Many of the jobless have returned to school.

Catawba Valley Community College had 3,712 students in 2000, with fewer than 10 receiving assistance through government programs such as Trade Adjustment Assistance, targeted at workers who have lost jobs to foreign competition, and the Workforce Investment Act, which helps with job training for adults and dislocated workers.

In 2004, the college has 4,710 students, with 901 relying on such programs, according to Mary Miller, director of community relations at the two-year school.

There have been success stories.

Daryl Corvin, 36, a father of two from Maiden, was laid off from a Pillowtex plant in nearby Newton in June 2001. He had worked at the blanket factory for 11 years, most recently as warehouse coordinator.

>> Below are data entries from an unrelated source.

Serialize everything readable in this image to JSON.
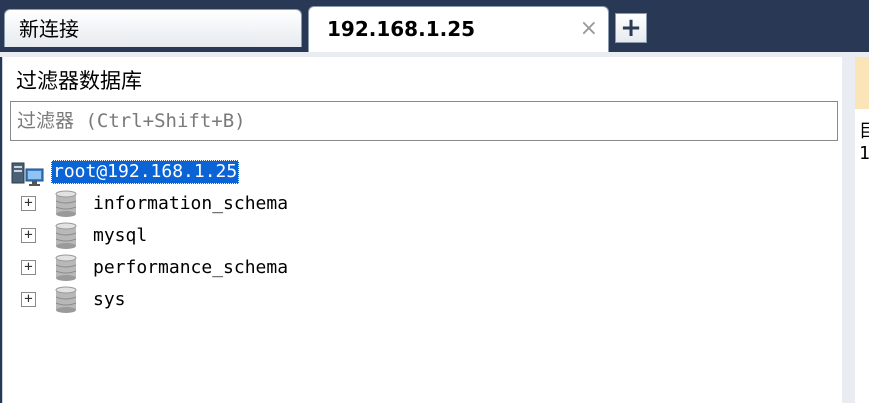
{
  "tabs": [
    {
      "label": "新连接",
      "active": false
    },
    {
      "label": "192.168.1.25",
      "active": true,
      "close_glyph": "×"
    }
  ],
  "add_tab_glyph": "+",
  "panel": {
    "title": "过滤器数据库",
    "filter_placeholder": "过滤器 (Ctrl+Shift+B)"
  },
  "tree": {
    "root": {
      "label": "root@192.168.1.25",
      "icon": "server-icon",
      "selected": true
    },
    "databases": [
      {
        "label": "information_schema",
        "icon": "database-icon",
        "expander": "+"
      },
      {
        "label": "mysql",
        "icon": "database-icon",
        "expander": "+"
      },
      {
        "label": "performance_schema",
        "icon": "database-icon",
        "expander": "+"
      },
      {
        "label": "sys",
        "icon": "database-icon",
        "expander": "+"
      }
    ]
  },
  "right_panel": {
    "lines": [
      "目",
      "1"
    ]
  },
  "colors": {
    "frame": "#293955",
    "selection": "#0a64d6",
    "right_header": "#fbe5b8"
  }
}
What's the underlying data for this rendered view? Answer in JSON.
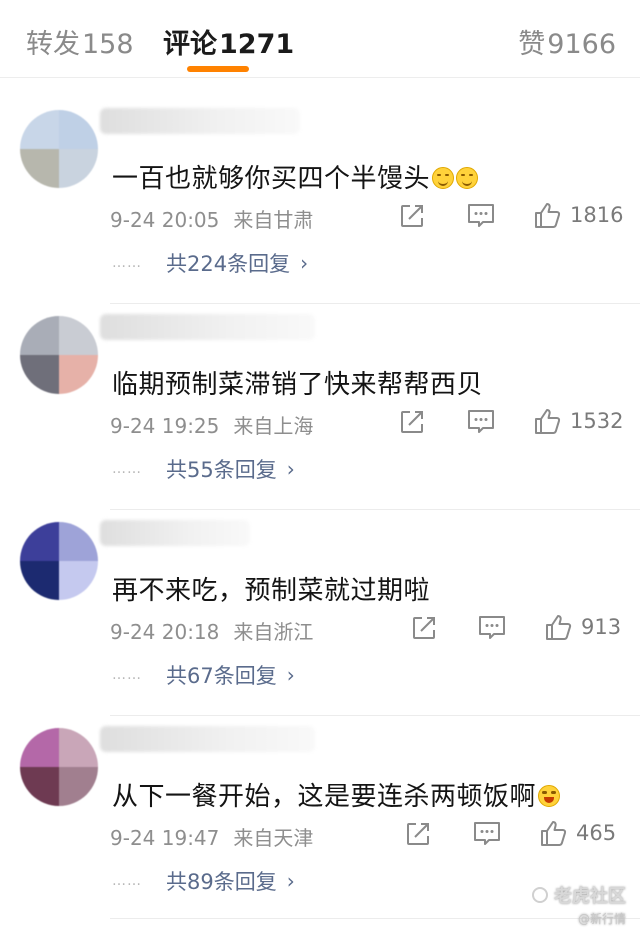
{
  "tabs": {
    "repost": {
      "label": "转发",
      "count": "158"
    },
    "comments": {
      "label": "评论",
      "count": "1271"
    },
    "likes": {
      "label": "赞",
      "count": "9166"
    }
  },
  "comments": [
    {
      "text": "一百也就够你买四个半馒头",
      "emoji": "smile-emoji",
      "time": "9-24 20:05",
      "location": "来自甘肃",
      "likes": "1816",
      "replies": "共224条回复"
    },
    {
      "text": "临期预制菜滞销了快来帮帮西贝",
      "emoji": "",
      "time": "9-24 19:25",
      "location": "来自上海",
      "likes": "1532",
      "replies": "共55条回复"
    },
    {
      "text": "再不来吃，预制菜就过期啦",
      "emoji": "",
      "time": "9-24 20:18",
      "location": "来自浙江",
      "likes": "913",
      "replies": "共67条回复"
    },
    {
      "text": "从下一餐开始，这是要连杀两顿饭啊",
      "emoji": "laugh-cry-emoji",
      "time": "9-24 19:47",
      "location": "来自天津",
      "likes": "465",
      "replies": "共89条回复"
    }
  ],
  "reply_dots": "……",
  "reply_chevron": "›",
  "watermark": {
    "brand": "老虎社区",
    "sub": "@新行情"
  },
  "colors": {
    "accent": "#ff8200",
    "reply_link": "#5a6b8c",
    "muted": "#8e8e8e"
  }
}
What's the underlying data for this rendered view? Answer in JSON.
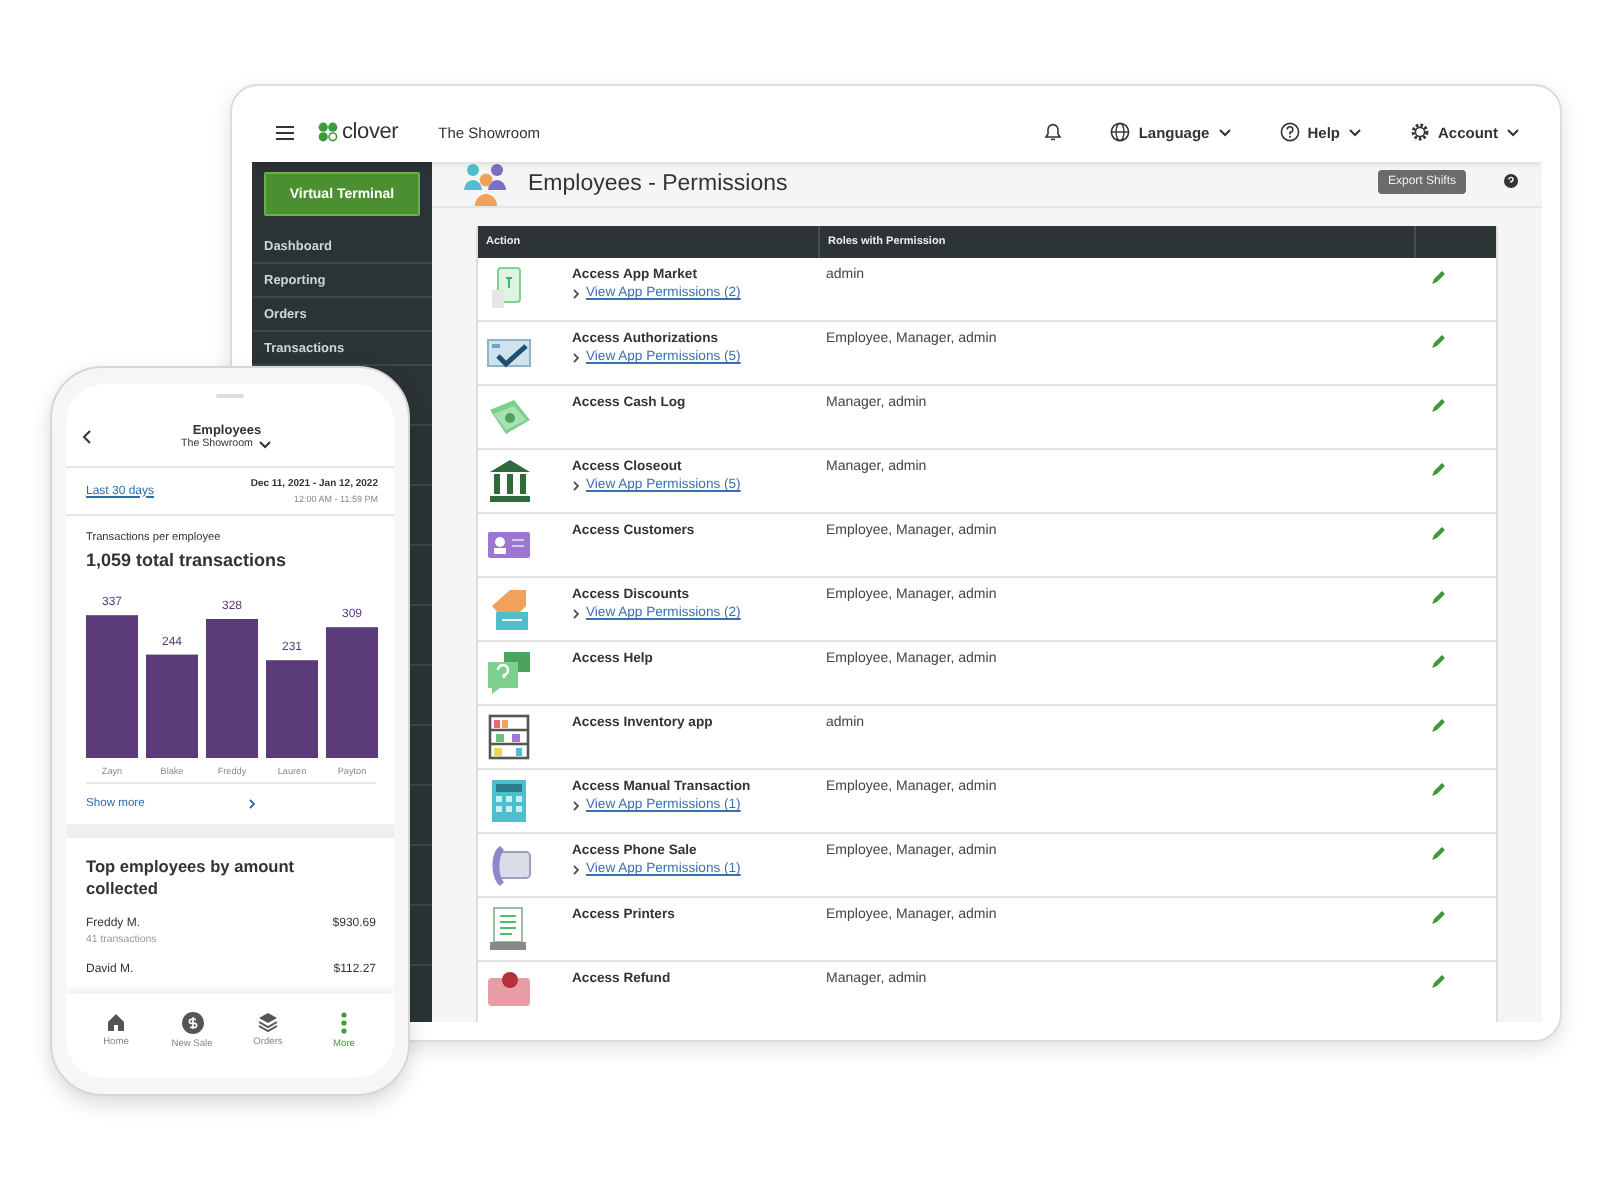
{
  "tablet": {
    "top_bar": {
      "logo": "clover",
      "location": "The Showroom",
      "menus": [
        {
          "label": "Language"
        },
        {
          "label": "Help"
        },
        {
          "label": "Account"
        }
      ]
    },
    "sidebar": {
      "button": "Virtual Terminal",
      "items": [
        {
          "label": "Dashboard"
        },
        {
          "label": "Reporting"
        },
        {
          "label": "Orders"
        },
        {
          "label": "Transactions"
        }
      ]
    },
    "page": {
      "title": "Employees - Permissions",
      "export_button": "Export Shifts"
    },
    "table": {
      "columns": [
        "Action",
        "Roles with Permission"
      ],
      "rows": [
        {
          "action": "Access App Market",
          "link": "View App Permissions (2)",
          "roles": "admin"
        },
        {
          "action": "Access Authorizations",
          "link": "View App Permissions (5)",
          "roles": "Employee, Manager, admin"
        },
        {
          "action": "Access Cash Log",
          "roles": "Manager, admin"
        },
        {
          "action": "Access Closeout",
          "link": "View App Permissions (5)",
          "roles": "Manager, admin"
        },
        {
          "action": "Access Customers",
          "roles": "Employee, Manager, admin"
        },
        {
          "action": "Access Discounts",
          "link": "View App Permissions (2)",
          "roles": "Employee, Manager, admin"
        },
        {
          "action": "Access Help",
          "roles": "Employee, Manager, admin"
        },
        {
          "action": "Access Inventory app",
          "roles": "admin"
        },
        {
          "action": "Access Manual Transaction",
          "link": "View App Permissions (1)",
          "roles": "Employee, Manager, admin"
        },
        {
          "action": "Access Phone Sale",
          "link": "View App Permissions (1)",
          "roles": "Employee, Manager, admin"
        },
        {
          "action": "Access Printers",
          "roles": "Employee, Manager, admin"
        },
        {
          "action": "Access Refund",
          "roles": "Manager, admin"
        }
      ]
    }
  },
  "phone": {
    "header": {
      "title": "Employees",
      "subtitle": "The Showroom"
    },
    "range": {
      "link": "Last 30 days",
      "dates": "Dec 11, 2021 - Jan 12, 2022",
      "times": "12:00 AM - 11:59 PM"
    },
    "chart_label": "Transactions per employee",
    "chart_total": "1,059 total transactions",
    "chart_data": {
      "type": "bar",
      "categories": [
        "Zayn",
        "Blake",
        "Freddy",
        "Lauren",
        "Payton"
      ],
      "values": [
        337,
        244,
        328,
        231,
        309
      ],
      "ylim": [
        0,
        340
      ],
      "data_labels": true
    },
    "show_more": "Show more",
    "top_title": "Top employees by amount collected",
    "top_employees": [
      {
        "name": "Freddy M.",
        "detail": "41 transactions",
        "amount": "$930.69"
      },
      {
        "name": "David M.",
        "amount": "$112.27"
      }
    ],
    "nav": [
      {
        "label": "Home",
        "selected": false
      },
      {
        "label": "New Sale",
        "selected": false
      },
      {
        "label": "Orders",
        "selected": false
      },
      {
        "label": "More",
        "selected": true
      }
    ]
  }
}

“It was a shock,” Mr. Corvin said of the layoff notice.

He applied for federal training funds, which cover 18 months of the two-year community college programs, and in August 2003 graduated with a degree in emergency medical services. Now he is a paramedic in nearby Burke County. The salary is less than at Pillowtex, but he enjoys the work.

“All in all, it worked out well for me. But I know a lot of people [for whom] it didn’t,” Mr. Corvin said.

Officials in small towns such as Maiden — with three stoplights and a population a little more than 3,000 — are hopeful that their residents will be able to find jobs in new fields as old ones disappear.

But the community has lost more than 400 jobs through layoffs or closings at five textile and apparel plants since 2001. At least one more factory is on shaky ground, and the town expects more failures.

“People say, ‘You’re a dead duck, why are you still trying to fly?’ ” said Carolina Mills’ Mr. Dobbins. “But it’s important for us to continue to buy time. We will not give up.”